La croissance du PIB de la Russie se situait à seulement 0,8 % au premier semestre 2014, contre 0,9 % sur la même période de 2013. Selon un premier scénario, la Russie va connaître une période de stagnation, avec une croissance qui devrait s’élever à 0,5 % en 2014, à 0,3 % en 2015, et à 0,4 % en 2016. Cette hypothèse s’accompagne de deux scénarios alternatifs : un scénario optimiste, qui prévoit une légère reprise de la croissance, qui atteindrait 0,9 % en 2015 et 1,3 % en 2016, et un scénario pessimiste, selon laquelle la croissance atteindrait seulement 0,4 % en 2014, avant que l’économie ne plonge dans la récession avec une contraction du PIB de 0,9 % en 2015 et de 0,4 % en 2016.

Les économies de la Communauté des États indépendants (CEI), durement touchées par la crise en Ukraine et la stagnation en Russie, ne devraient enregistrer qu’une croissance de 1 % en 2014 et de 1,3 % en 2015.

En Turquie, on observe un ralentissement de la croissance, laquelle devrait se stabiliser autour de 3,5 % en 2014 et 2015, contre 4,3 % en 2013.

Globalement, la faiblesse de l’environnement extérieur, et en particulier l’apathie de la croissance en Europe de l’Ouest, a freiné les perspectives d’expansion dans la région ECA en 2014. L’Europe de l’Ouest continue en effet d’être confrontée à une demande atone et à des difficultés structurelles, qui contribuent à maintenir l’inflation à un niveau inférieur aux objectifs. Les perspectives d’assouplissement de la politique monétaire dans la zone euro et l’affaiblissement de la monnaie unique qui en découlera pourraient entraîner une hausse de la demande à court terme, notamment dans plusieurs pays de la région ECA pour lesquels la zone euro constitue une importante destination d’exportation. Il ne faut pas s’attendre toutefois à ce que l’environnement extérieur devienne particulièrement favorable aux économies de la région ECA dans les prochaines années.

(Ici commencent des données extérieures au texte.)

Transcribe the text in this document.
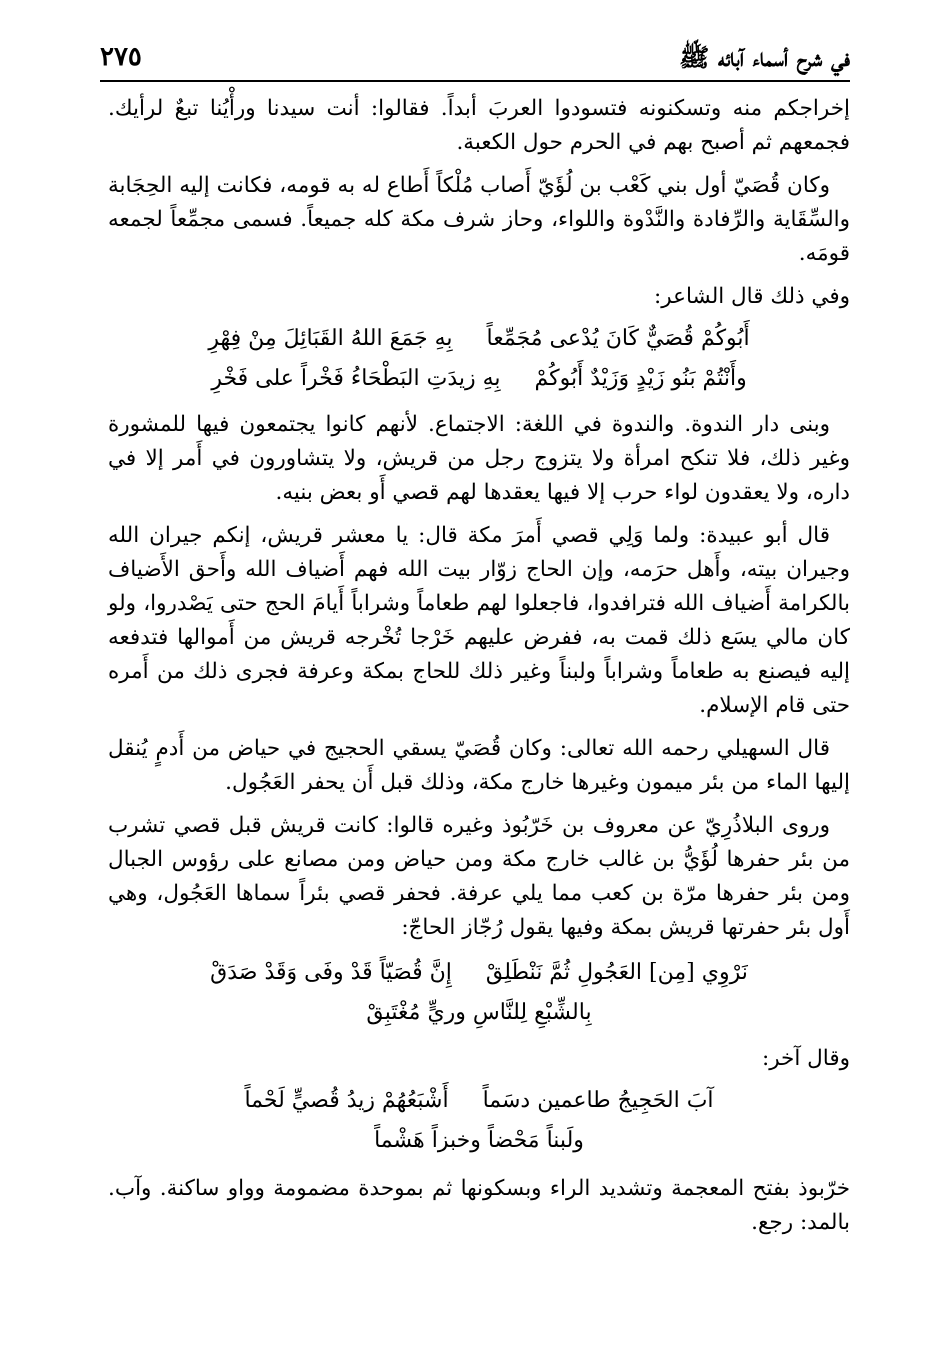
في شرح أسماء آبائه ﷺ
٢٧٥

إخراجكم منه وتسكنونه فتسودوا العربَ أبداً. فقالوا: أنت سيدنا ورأْيُنا تبعٌ لرأيك. فجمعهم ثم أصبح بهم في الحرم حول الكعبة.

وكان قُصَيّ أول بني كَعْب بن لُؤَيّ أَصاب مُلْكاً أَطاع له به قومه، فكانت إليه الحِجَابة والسِّقَاية والرِّفادة والنَّدْوة واللواء، وحاز شرف مكة كله جميعاً. فسمى مجمِّعاً لجمعه قومَه.

وفي ذلك قال الشاعر:

أَبُوكُمْ قُصَيٌّ كَانَ يُدْعى مُجَمِّعاً
بِهِ جَمَعَ اللهُ القَبَائِلَ مِنْ فِهْرِ
وأَنْتُمْ بَنُو زَيْدٍ وَزَيْدٌ أَبُوكُمْ
بِهِ زيدَتِ البَطْحَاءُ فَخْراً على فَخْرِ

وبنى دار الندوة. والندوة في اللغة: الاجتماع. لأنهم كانوا يجتمعون فيها للمشورة وغير ذلك، فلا تنكح امرأة ولا يتزوج رجل من قريش، ولا يتشاورون في أَمر إلا في داره، ولا يعقدون لواء حرب إلا فيها يعقدها لهم قصي أَو بعض بنيه.

قال أبو عبيدة: ولما وَلِي قصي أَمرَ مكة قال: يا معشر قريش، إنكم جيران الله وجيران بيته، وأَهل حرَمه، وإن الحاج زوّار بيت الله فهم أَضياف الله وأَحق الأَضياف بالكرامة أَضياف الله فترافدوا، فاجعلوا لهم طعاماً وشراباً أَيامَ الحج حتى يَصْدروا، ولو كان مالي يسَع ذلك قمت به، ففرض عليهم خَرْجا تُخْرجه قريش من أَموالها فتدفعه إليه فيصنع به طعاماً وشراباً ولبناً وغير ذلك للحاج بمكة وعرفة فجرى ذلك من أَمره حتى قام الإسلام.

قال السهيلي رحمه الله تعالى: وكان قُصَيّ يسقي الحجيج في حياض من أَدمٍ يُنقل إليها الماء من بئر ميمون وغيرها خارج مكة، وذلك قبل أَن يحفر العَجُول.

وروى البلاذُرِيّ عن معروف بن خَرّبُوذ وغيره قالوا: كانت قريش قبل قصي تشرب من بئر حفرها لُؤَيُّ بن غالب خارج مكة ومن حياض ومن مصانع على رؤوس الجبال ومن بئر حفرها مرّة بن كعب مما يلي عرفة. فحفر قصي بئراً سماها العَجُول، وهي أَول بئر حفرتها قريش بمكة وفيها يقول رُجّاز الحاجّ:

نَرْوِي [مِن] العَجُولِ ثُمَّ نَنْطَلِقْ
إِنَّ قُصَيّاً قَدْ وفَى وَقَدْ صَدَقْ
بِالشِّبْعِ لِلنَّاسِ وريٍّ مُغْتَبِقْ

وقال آخر:

آبَ الحَجِيجُ طاعمين دسَماً
أَشْبَعُهُمْ زيدُ قُصيٍّ لَحْماً
ولَبناً مَحْضاً وخبزاً هَشْماً

خرّبوذ بفتح المعجمة وتشديد الراء وبسكونها ثم بموحدة مضمومة وواو ساكنة. وآب. بالمد: رجع.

Les problèmes de surendettement et les pertes de compétitivité de plusieurs nouveaux États membres de l’Union européenne et pays des Balkans figurent également au nombre des facteurs qui vont continuer de limiter la reprise. Du fait du poids considérable de leur dette extérieure et de leurs besoins de financements externes considérables, certains pays de la région ECA sont particulièrement vulnérables à l’évolution des conditions sur les marchés financiers internationaux. Les niveaux élevés de prêts non productifs dans la région, associés à la restructuration en cours du secteur bancaire, vont probablement continuer à restreindre la demande d’investissement et de biens de consommation en 2015.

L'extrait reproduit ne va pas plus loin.